- Born: 25 March 1961 (age 65)
- Citizenship: United States
- Education: Sun Yat-sen University (BE) Drexel University (MS)
- Occupation: Entrepreneur

= Lin Bin =

Chinese businessman

Lin Bin (born 25 March 1961) is a Chinese-American billionaire entrepreneur, co-founder and vice chairman of Xiaomi.

== Education ==
Lin graduated from Sun Yat-sen University with a Bachelor of Engineering in electrical engineering (radio electronics). He then earned a Master of Science in computer engineering from Drexel University.

== Career ==
After graduation, Lin started at Microsoft, where he worked on Internet Explorer. From 2006 to 2010, he worked as an engineering director at Google and served as vice president of Google China’s Engineering Research Institute. In 2010, Lin co-founded Xiaomi together with Lei Jun and five other individuals, serving as president of the company.
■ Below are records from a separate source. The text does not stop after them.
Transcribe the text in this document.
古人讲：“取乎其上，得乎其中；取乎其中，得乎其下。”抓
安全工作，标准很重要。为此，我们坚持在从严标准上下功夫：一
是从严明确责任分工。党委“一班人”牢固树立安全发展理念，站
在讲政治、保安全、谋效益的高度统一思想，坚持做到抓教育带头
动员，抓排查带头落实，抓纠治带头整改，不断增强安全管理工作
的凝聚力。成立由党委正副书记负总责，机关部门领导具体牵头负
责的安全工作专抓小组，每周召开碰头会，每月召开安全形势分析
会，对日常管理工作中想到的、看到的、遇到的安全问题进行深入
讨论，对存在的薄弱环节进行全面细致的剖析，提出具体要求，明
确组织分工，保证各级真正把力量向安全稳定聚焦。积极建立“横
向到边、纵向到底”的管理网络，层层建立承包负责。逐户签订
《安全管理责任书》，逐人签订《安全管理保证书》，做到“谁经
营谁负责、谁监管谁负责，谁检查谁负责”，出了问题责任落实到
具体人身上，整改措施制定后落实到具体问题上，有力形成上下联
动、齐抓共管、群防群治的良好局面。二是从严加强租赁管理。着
After previously stepping down from his role, in 2019 he became the vice chairman of the company.

=== Investments ===
In March 2026, Lin purchased a 1% ownership stake in the Miami Dolphins franchise, valuing the company at $12.5 billion, a record for a minority transaction in sports. The franchise also includes Hard Rock Stadium, the Miami Open, and the Formula 1 Crypto.com Miami Grand Prix.

== Recognition ==
Lin was included on the 2026 Forbes Billionaires List, with an estimated wealth of $10.3 billion, and occupied the 281st position worldwide.